Carole Sloan, Founding Editor-In-Chief -- Home Textiles Today, 8/9/2004 12:00:00 AM

This has been a tag line question in columns in this space since the late '90s — the time that offshore sourcing began to emerge as a serious issue in the world of home textiles.

But the question has reached a crescendo pitch — and one of considerable urgency — in the last few weeks as suppliers called in about whether or not last week was a mini-market, and conversations moved from that subject to the larger issues of offshore sourcing.

And the issue of a mini-market viability became a key part of the conversations as timing issues were added to the typical equation of product development, manufacture, forecasting, delivery, reorder potential and — who eats it?

As things now stand, there is another, previously unthought-of scenario — security. With the heightened security alerts, there is the potential that lots of home textiles may be sitting on the water waiting to be declared "safe."

Anyway, back to the original challenges.

As more and more retailers assume they are design mavens, and move ahead to do "their own thing" wherever, they open this big box of potential markdowns, late deliveries, less-than-quality product and a host of other stuff that typically would be an automatic chargeback to a domestic supplier.

Then there is the challenge of U.S. suppliers with sophisticated design studios which are increasingly reluctant to let even the biggest of the retailers walk through the fashion-forward part of their show floors and least of all, allow photos to be taken.

Then we get to the manufacturing issue.
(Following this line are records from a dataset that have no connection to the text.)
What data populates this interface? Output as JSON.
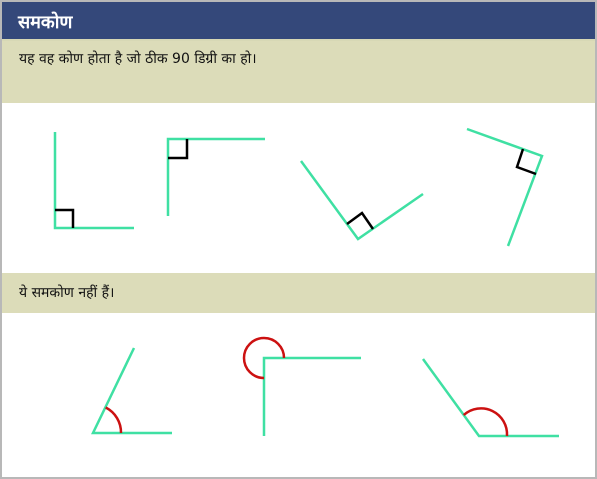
{
  "title": "समकोण",
  "definition": "यह वह कोण होता है जो ठीक 90 डिग्री का हो।",
  "non_examples_caption": "ये समकोण नहीं हैं।",
  "colors": {
    "header_bg": "#34487a",
    "band_bg": "#dcdcb9",
    "ray": "#3fe0a3",
    "right_angle_marker": "#000000",
    "arc_marker": "#cc1111"
  }
}
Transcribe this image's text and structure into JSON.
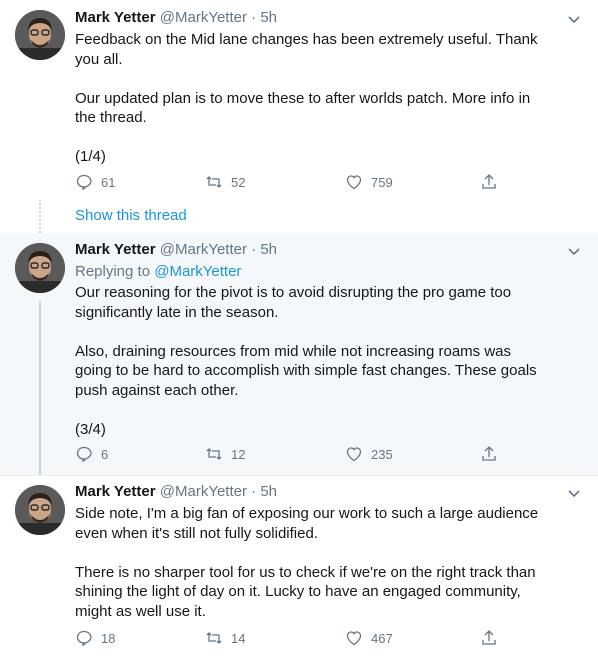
{
  "tweets": [
    {
      "author_name": "Mark Yetter",
      "author_handle": "@MarkYetter",
      "separator": "·",
      "time": "5h",
      "replying_label": "",
      "replying_handle": "",
      "paragraphs": [
        [
          "Feedback on the Mid lane changes has been extremely useful. Thank",
          "you all."
        ],
        [
          "Our updated plan is to move these to after worlds patch. More info in",
          "the thread."
        ],
        [
          "(1/4)"
        ]
      ],
      "replies": "61",
      "retweets": "52",
      "likes": "759"
    },
    {
      "author_name": "Mark Yetter",
      "author_handle": "@MarkYetter",
      "separator": "·",
      "time": "5h",
      "replying_label": "Replying to",
      "replying_handle": "@MarkYetter",
      "paragraphs": [
        [
          "Our reasoning for the pivot is to avoid disrupting the pro game too",
          "significantly late in the season."
        ],
        [
          "Also, draining resources from mid while not increasing roams was",
          "going to be hard to accomplish with simple fast changes. These goals",
          "push against each other."
        ],
        [
          "(3/4)"
        ]
      ],
      "replies": "6",
      "retweets": "12",
      "likes": "235"
    },
    {
      "author_name": "Mark Yetter",
      "author_handle": "@MarkYetter",
      "separator": "·",
      "time": "5h",
      "replying_label": "",
      "replying_handle": "",
      "paragraphs": [
        [
          "Side  note, I'm a big fan of exposing our work to such a large audience",
          "even when it's still not fully solidified."
        ],
        [
          "There is no sharper tool for us to check if we're on the right track than",
          "shining the light of day on it. Lucky to have an engaged community,",
          "might as well use it."
        ]
      ],
      "replies": "18",
      "retweets": "14",
      "likes": "467"
    }
  ],
  "show_thread": "Show this thread",
  "colors": {
    "accent": "#1b95e0",
    "secondary": "#657786",
    "thread_bg": "#f5f8fa"
  }
}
Even though some majors have ramped up their production/manufacturing teams, these are not nearly enough to compensate for decades-long experience in seeing how a ribbon or a yarn twist is working — right or wrong.

As for forecasting, from the reports we get — even the best are amateurs in this arena. We're hearing things like first shipments are direct, follow-ups go to the supplier and who knows what happens from that point on. A 50 percent full-price sell-through seems to be an acceptable norm. And forget about the reorder opportunity.

We seem to be moving into a ready-to-wear cycle — design and make the stuff; get it into the store; mark it down and move to another look.

As I asked at the top of this column — who eats it?